November 5, 2007
The Old Prepayment Catch
Japanese Lesson: How Do You Say, ‘Taken for a Ride’?
“Mr. Sahashi, who founded Nova in 1981, used a particularly inviting pitch. He promised his clients native English teachers at half the price or less charged by rival schools. He touted lessons as cheap as a movie ticket, so students could drop by as casually as if they were going to a bar. There was one catch: To get the cheapest price — about $13.50 for a 40-minute class — students had to pay in advance for 600 lessons.”
Whoa, committing to 600 lessons cost $8,100 upfront — that’s nuts. If Nova has been around since 1981, why did it collapse just now? I don’t get it. Too many students demanded refunds at once?
(I don’t know what people pay in Beijing to learn English, but $13.50 (around 100 Chinese Yuan) seems cheap for one-on-one instruction for 40 minutes. You’d be hard-pressed to find a Chinese person foolish (and rich) enough to commit to 600 lessons upfront, I think.)
November 5th, 2007 at 9:39 pm
I used to pay 20 RMB for Chinese lessons in 2004, one on one 60 mins. If you go to any university you can find a student to teach you probably around 30-40 RMB now, you just got to push on the syllabus a little, because they are not so professional.

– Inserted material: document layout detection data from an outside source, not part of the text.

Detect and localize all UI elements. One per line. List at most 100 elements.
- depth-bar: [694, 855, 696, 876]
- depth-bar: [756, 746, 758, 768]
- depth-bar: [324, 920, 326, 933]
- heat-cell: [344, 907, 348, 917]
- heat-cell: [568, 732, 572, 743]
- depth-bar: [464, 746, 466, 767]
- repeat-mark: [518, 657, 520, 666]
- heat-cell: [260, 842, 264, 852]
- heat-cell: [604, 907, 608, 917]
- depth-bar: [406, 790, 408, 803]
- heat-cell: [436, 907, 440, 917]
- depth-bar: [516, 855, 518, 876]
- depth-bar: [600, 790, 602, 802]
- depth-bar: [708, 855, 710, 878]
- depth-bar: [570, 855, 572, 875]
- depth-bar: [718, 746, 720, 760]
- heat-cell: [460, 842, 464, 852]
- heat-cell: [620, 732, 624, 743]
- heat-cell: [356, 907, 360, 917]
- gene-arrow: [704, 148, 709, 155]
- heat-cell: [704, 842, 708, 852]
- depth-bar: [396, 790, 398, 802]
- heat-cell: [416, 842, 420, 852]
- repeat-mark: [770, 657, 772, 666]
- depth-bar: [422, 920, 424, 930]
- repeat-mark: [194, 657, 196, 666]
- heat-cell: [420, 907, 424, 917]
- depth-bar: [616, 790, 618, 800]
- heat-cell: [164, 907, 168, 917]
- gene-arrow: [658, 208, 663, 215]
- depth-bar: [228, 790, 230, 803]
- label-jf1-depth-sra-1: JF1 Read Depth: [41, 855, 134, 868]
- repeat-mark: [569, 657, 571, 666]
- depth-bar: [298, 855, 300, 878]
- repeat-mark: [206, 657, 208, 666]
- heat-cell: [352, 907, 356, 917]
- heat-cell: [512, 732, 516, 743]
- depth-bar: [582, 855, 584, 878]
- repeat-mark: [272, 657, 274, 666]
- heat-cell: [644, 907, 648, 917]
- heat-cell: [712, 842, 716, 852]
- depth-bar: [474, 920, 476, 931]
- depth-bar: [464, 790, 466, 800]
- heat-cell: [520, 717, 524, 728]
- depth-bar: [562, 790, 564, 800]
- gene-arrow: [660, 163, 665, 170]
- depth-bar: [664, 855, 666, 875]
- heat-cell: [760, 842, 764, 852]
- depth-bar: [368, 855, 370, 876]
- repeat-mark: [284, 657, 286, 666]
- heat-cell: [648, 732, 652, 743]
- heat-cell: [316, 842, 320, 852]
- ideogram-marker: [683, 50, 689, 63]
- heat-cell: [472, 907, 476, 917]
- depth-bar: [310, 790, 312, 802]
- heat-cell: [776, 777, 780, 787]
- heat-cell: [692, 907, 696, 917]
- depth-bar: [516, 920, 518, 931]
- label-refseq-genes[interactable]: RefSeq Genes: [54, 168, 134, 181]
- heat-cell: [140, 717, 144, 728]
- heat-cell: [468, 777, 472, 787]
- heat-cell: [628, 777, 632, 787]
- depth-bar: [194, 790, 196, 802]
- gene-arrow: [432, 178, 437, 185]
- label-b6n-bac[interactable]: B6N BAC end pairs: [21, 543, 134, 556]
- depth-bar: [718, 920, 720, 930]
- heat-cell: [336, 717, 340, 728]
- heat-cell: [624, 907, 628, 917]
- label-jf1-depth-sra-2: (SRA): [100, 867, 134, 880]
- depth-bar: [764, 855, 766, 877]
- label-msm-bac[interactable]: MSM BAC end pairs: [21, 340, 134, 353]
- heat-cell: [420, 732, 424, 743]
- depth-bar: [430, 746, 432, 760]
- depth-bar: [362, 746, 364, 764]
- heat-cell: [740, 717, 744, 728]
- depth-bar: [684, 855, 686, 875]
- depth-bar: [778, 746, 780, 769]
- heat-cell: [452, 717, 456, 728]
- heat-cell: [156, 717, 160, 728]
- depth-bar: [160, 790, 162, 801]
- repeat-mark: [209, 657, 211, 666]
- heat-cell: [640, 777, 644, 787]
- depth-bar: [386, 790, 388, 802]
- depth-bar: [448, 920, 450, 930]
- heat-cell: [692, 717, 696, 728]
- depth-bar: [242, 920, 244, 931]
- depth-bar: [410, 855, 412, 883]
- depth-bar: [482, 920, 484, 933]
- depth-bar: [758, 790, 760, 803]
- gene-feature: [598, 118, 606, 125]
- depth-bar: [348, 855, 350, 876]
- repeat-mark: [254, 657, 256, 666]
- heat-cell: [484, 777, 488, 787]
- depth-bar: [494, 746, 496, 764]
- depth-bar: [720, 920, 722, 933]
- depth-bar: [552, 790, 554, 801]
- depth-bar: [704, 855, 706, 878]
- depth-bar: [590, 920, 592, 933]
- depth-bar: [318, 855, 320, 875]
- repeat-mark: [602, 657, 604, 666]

My friend who teaches in Osaka said theres about 5000 english teachers out of work roaming around Japan now having “SayoNova” parties left right and centre. haha
November 5th, 2007 at 11:49 pm
when I was there in 2005-6, 100 RMB/hour was pretty standard for one-on-one instruction in english, with better teachers commanding up to 200/hour. One could make 8-10,000 a month freelancing. My chinese teacher was 40-50/hr but I didn’t have access to the universities (too far away).